Belgium bitten by Aarhus – again
19 February 2012
Solvay, CJEU, 16 February 2012 read judgment
This case is a sequel to C-128/09 Boxus, CJEU, 18 October 2011, for which see my post. Boxus was a reference from the Belgian Conseil d’Etat. Solvay was a reference from the Belgian Constitutional Court, with a wide set of questions asking, in effect, whether ratification by the Walloon Parliament of various airport and railway projects got round various challenges set by the Aarhus Convention, the EIA Directive, as amended, and the Habitats Directive.
The answer was, unsurprisingly the same as that given in Boxus – not really, need to do more than send it through parliament. But we learn a few extra things. First, the uncompromising nature of the parliamentary decree:
‘Article 1. Overriding reasons in the public interest have been established for the grant of town-planning consents, environmental consents and combined consents relating to the following acts and works:
1. Acts and works for the improvement of the infrastructure and public buildings of the regional airports of Liège-Bierset and Brussels South Charleroi, as follows..
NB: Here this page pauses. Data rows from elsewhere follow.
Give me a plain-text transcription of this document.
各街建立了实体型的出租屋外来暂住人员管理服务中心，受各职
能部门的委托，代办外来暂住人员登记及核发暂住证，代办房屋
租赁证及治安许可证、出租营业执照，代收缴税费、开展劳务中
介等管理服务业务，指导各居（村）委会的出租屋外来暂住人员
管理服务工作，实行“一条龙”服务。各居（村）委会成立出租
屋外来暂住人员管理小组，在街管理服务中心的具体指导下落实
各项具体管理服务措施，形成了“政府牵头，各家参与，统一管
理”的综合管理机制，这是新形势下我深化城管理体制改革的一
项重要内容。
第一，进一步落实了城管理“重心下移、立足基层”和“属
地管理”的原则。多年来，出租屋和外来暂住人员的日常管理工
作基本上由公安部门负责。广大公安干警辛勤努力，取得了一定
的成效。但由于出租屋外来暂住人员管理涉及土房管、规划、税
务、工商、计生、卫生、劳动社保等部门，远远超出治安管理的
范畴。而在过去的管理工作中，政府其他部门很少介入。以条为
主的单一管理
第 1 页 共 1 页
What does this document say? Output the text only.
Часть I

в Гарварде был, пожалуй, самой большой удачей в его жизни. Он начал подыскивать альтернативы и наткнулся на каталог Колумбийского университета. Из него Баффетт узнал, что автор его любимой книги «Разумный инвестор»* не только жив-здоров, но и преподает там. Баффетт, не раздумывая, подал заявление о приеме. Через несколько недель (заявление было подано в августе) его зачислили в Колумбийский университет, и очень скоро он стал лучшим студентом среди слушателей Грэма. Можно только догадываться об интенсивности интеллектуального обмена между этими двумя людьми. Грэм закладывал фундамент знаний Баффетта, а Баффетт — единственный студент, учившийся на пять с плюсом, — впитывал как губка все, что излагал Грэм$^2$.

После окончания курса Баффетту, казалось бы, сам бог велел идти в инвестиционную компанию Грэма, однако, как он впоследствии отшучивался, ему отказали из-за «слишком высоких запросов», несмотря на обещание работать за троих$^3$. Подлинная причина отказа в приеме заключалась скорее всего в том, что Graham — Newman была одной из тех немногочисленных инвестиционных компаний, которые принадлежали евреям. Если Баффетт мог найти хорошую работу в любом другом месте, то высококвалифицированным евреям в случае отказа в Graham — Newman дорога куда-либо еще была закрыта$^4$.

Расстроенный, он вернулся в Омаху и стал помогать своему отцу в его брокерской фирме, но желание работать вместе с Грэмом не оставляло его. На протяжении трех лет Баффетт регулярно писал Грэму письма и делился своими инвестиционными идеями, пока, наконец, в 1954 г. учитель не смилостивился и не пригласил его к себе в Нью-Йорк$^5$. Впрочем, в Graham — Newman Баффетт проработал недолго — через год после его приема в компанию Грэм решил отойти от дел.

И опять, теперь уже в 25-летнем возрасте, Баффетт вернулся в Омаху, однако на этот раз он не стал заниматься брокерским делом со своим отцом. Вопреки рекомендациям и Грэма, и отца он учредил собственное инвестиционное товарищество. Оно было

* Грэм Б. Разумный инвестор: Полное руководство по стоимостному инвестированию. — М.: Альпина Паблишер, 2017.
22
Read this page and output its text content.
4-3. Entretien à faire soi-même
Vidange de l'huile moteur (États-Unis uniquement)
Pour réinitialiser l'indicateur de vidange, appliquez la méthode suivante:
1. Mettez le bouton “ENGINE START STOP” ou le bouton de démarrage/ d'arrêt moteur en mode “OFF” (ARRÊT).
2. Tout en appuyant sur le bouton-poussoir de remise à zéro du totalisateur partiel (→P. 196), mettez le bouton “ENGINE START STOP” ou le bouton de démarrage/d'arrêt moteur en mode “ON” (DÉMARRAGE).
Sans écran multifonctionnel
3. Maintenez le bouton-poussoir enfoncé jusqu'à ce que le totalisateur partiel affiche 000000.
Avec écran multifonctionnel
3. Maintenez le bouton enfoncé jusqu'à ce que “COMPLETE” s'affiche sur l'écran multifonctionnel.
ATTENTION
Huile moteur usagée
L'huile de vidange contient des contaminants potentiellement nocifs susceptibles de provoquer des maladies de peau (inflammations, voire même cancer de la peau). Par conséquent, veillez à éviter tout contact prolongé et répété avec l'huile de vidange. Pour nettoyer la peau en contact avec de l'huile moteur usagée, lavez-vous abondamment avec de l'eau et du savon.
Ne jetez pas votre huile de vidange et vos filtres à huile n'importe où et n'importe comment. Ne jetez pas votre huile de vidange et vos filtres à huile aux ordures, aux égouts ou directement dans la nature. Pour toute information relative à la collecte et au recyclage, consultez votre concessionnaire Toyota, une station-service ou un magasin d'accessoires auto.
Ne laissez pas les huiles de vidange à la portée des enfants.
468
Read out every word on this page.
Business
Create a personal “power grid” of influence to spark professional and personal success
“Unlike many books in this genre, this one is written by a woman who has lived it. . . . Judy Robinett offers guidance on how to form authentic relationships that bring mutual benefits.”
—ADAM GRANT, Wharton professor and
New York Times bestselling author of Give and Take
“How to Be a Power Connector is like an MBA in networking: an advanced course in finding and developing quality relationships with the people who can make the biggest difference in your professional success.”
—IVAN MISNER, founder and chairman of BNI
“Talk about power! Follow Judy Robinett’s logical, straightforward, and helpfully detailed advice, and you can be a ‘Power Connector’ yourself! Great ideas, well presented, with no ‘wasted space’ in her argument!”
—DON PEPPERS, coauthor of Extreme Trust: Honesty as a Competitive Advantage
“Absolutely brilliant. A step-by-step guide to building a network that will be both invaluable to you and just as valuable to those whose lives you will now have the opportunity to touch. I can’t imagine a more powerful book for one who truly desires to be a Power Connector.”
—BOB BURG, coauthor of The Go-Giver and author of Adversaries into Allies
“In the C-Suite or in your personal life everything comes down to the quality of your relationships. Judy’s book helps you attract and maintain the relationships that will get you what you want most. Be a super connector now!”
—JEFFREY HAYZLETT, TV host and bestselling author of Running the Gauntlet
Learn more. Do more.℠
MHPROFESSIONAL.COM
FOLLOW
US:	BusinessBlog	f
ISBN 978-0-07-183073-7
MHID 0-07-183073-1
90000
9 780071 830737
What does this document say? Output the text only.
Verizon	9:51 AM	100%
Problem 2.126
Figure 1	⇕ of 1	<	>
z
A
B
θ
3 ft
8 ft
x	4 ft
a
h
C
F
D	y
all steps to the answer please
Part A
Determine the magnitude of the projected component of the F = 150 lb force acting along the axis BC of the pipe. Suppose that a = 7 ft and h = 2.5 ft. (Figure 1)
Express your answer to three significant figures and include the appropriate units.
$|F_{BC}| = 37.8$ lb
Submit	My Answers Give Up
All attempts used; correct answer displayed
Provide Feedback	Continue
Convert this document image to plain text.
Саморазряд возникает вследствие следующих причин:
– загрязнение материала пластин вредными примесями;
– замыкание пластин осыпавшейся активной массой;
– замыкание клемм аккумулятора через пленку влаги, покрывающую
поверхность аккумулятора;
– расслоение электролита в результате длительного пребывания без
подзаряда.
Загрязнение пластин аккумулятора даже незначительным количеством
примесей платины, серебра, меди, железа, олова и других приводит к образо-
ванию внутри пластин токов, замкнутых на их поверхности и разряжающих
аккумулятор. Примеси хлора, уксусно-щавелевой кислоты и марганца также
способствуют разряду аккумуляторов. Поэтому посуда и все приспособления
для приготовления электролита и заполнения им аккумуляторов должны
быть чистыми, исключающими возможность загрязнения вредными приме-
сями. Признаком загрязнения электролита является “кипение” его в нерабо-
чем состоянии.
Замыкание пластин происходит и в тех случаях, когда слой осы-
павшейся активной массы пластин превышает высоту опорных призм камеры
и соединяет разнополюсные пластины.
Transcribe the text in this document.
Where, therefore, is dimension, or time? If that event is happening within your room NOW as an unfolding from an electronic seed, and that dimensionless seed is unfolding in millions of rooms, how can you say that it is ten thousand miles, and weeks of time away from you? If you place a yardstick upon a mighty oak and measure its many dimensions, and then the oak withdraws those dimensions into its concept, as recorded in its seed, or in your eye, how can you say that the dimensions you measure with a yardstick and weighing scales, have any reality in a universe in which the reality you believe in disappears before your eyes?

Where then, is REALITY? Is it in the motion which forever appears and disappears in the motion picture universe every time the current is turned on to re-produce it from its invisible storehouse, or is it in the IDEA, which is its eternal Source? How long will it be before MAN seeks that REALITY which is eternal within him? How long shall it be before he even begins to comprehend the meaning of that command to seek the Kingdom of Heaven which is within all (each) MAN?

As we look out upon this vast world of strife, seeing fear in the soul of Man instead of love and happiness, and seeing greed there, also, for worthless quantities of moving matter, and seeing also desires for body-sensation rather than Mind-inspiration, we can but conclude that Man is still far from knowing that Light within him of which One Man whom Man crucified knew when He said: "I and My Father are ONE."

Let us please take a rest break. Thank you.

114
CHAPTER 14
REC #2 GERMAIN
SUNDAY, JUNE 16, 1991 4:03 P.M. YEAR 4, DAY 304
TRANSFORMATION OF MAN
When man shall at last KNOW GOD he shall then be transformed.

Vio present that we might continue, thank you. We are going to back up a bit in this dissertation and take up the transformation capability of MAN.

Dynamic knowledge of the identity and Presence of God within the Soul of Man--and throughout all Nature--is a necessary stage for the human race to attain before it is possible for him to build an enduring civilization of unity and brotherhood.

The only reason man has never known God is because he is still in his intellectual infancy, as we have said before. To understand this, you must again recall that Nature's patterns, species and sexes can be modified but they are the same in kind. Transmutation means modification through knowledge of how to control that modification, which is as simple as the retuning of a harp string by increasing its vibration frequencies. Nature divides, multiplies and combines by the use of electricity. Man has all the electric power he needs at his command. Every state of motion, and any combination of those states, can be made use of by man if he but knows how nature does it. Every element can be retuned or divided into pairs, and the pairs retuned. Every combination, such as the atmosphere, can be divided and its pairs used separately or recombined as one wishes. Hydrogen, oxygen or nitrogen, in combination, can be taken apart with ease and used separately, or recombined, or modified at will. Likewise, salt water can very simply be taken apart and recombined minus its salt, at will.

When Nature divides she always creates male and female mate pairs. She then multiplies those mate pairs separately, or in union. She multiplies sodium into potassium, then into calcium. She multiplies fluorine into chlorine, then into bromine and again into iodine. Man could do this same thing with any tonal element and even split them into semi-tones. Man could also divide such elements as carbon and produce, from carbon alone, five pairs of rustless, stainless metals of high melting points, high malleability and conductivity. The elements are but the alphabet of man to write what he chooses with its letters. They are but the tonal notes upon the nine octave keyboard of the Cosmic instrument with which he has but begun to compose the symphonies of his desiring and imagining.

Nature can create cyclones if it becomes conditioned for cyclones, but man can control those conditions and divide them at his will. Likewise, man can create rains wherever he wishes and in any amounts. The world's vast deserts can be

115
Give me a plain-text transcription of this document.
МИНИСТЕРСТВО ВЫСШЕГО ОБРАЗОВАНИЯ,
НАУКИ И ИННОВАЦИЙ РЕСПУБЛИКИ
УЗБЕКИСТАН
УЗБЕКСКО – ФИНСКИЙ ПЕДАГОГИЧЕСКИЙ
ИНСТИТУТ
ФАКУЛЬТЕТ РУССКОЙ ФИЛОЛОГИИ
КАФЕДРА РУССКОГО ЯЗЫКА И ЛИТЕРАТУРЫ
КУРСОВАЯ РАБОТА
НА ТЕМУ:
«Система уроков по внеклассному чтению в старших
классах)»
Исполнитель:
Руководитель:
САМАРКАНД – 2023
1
Job done, so our Wallonian parliamentarians seem to have thought. Pity about the small matter of the various directives which require rather more than a parliamentary say-so before consent is granted. We also learn of another development underpinned, it is said, with overriding reasons in the public interest: “the creation of infrastructure intended to accommodate the management centre of a private company”. We are not told why the Wallonian parliament consider that this private company, whoever it may be, is so special that its proposed offices need to take over a bit of a site designated as either a Special Protection Area for birds or a Special Area of Conservation for habitats more generally. The CJEU approached this one warily:
76 Works intended for the location or expansion of an undertaking satisfy those conditions only in exceptional circumstances.
77 It cannot be ruled out that that is the case where a project, although of a private character, in fact by its very nature and by its economic and social context presents an overriding public interest and it has been shown that there are no alternative solutions.
78 In the light of those criteria, the mere construction of infrastructure designed to accommodate a management centre cannot constitute an imperative reason of overriding public interest within the meaning of Article 6(4) of the Habitats Directive.
Short point – why do the posh offices of some company (say, a multinational whom the Walloons wanted to lure into their territories) have to be there, rather than in some place that does not threaten a habitat? Question unanswered – and unanswerable, one would have thought. There has to be a possible alternative to an office; it is hardly like some public infrastructure project that may to be in a particular place – think of a new railway to, say, Manchester, where there are only so many routes where the track can go.